Spark Basics : RDDs,Stages,Tasks and DAG
Resilient Distributed Datasets (RDD) is a fundamental data structure of Spark. It is an immutable distributed collection of objects.
RDDs
RDD(Resilient,Distributed,Dataset) is immutable distributed collection of objects.RDD is a logical reference of a
dataset
which is partitioned across many server machines in the cluster. RDDs are Immutable and are self recovered in case of failure.An RDD could come from any datasource, e.g. text files, a database via JDBC, etc.
Creating an RDD
val rdd = sc.textFile("/some_file",3)
val lines = sc.parallelize(List("this is","an example"))
the argument ‘3’ in the method call sc.textFile() specifies the number of partitions
Partitions
RDD are a collection of various data if it cannot fit into a single node it should be partitioned across various nodes.

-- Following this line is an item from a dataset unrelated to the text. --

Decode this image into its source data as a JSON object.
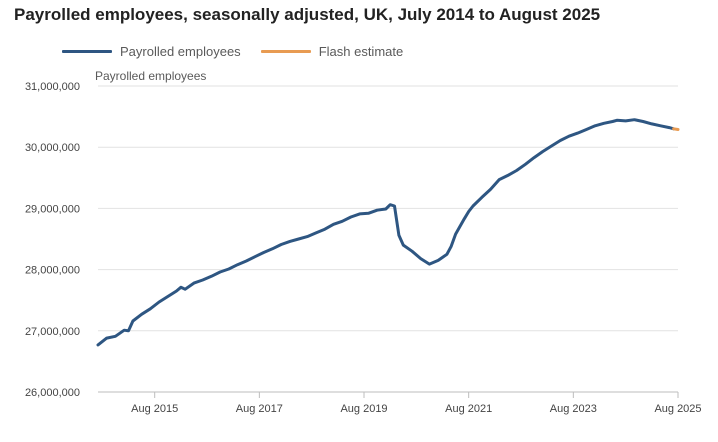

So it means, the more the number of partitions, the more the parallelism. These partitions of an RDD is distributed across all the nodes in the network.
RDDs Operations(Transformations and Actions)
There are two types of operations that you can perform on an RDD- Transformations and Actions. Transformation applies some function on a RDD and creates a new RDD, it does not modify the RDD that you apply the function on.(Remember that RDDs are immutable). Also, the new RDD keeps a pointer to it’s parent RDD.